In a joint Instagram put up, left-wing organizations Jewish Voice for Peace, IfNotNow and the American Council for Judaism criticized the final response to PAL-Awda’s protest.
“When folks protest towards gross sales of stolen Palestinian land, elected officers and much too many Jewish establishments rush to decry the demonstrations,” their put up learn. “However this outrage obscures the actual questions: Why is Palestinian land being stolen and bought? And why is it bought inside our synagogues and temples?”
On Saturday, Mamdani was requested at an unrelated occasion why he didn’t condemn the land sale in his assertion, and responded, “I completely am in opposition to the sale of land within the occupied West Financial institution.”

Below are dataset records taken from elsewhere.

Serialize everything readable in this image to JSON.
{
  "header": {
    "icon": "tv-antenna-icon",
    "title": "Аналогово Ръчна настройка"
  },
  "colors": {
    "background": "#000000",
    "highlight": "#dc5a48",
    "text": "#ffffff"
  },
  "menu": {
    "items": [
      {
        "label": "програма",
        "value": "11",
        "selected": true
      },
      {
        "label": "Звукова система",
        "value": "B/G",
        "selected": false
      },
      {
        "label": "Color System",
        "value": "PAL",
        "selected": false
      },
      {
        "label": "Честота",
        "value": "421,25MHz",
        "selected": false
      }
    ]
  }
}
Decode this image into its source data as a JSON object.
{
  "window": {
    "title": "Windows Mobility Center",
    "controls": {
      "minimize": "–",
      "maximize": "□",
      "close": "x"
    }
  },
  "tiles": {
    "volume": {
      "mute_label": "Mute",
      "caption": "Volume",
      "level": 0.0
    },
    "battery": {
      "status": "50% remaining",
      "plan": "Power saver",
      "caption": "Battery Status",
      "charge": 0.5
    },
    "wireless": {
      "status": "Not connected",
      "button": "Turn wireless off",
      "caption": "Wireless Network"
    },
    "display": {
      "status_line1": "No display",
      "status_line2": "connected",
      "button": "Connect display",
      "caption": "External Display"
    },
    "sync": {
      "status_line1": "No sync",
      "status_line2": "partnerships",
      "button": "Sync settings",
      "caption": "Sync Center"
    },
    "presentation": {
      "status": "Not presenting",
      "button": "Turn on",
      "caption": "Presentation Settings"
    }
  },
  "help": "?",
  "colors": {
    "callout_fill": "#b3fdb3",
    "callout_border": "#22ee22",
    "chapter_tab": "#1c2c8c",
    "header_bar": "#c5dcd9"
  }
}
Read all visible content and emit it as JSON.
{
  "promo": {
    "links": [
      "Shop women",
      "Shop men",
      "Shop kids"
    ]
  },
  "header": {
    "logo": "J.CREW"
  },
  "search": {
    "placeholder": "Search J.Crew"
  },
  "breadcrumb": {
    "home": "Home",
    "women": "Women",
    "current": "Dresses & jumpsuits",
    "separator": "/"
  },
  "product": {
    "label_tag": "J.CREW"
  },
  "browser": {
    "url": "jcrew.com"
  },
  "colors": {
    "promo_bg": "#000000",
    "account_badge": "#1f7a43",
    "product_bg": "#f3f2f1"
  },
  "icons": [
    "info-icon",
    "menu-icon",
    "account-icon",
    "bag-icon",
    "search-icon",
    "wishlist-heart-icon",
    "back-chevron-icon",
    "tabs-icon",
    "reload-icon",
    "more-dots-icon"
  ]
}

On Sunday, he denounced a fireplace at a synagogue in Jackson, Mississippi, as antisemitic. Whereas a suspect has been arrested, authorities haven’t commented on his potential motivation.
“I’m horrified by this violent act of antisemitism in Jackson,” Mamdani tweeted from his mayoral account. “As hatred rears its ugly head throughout our nation, it’s incumbent upon every of us to reject it with the unity it fears, and to face steadfast alongside our Jewish brothers and sisters.”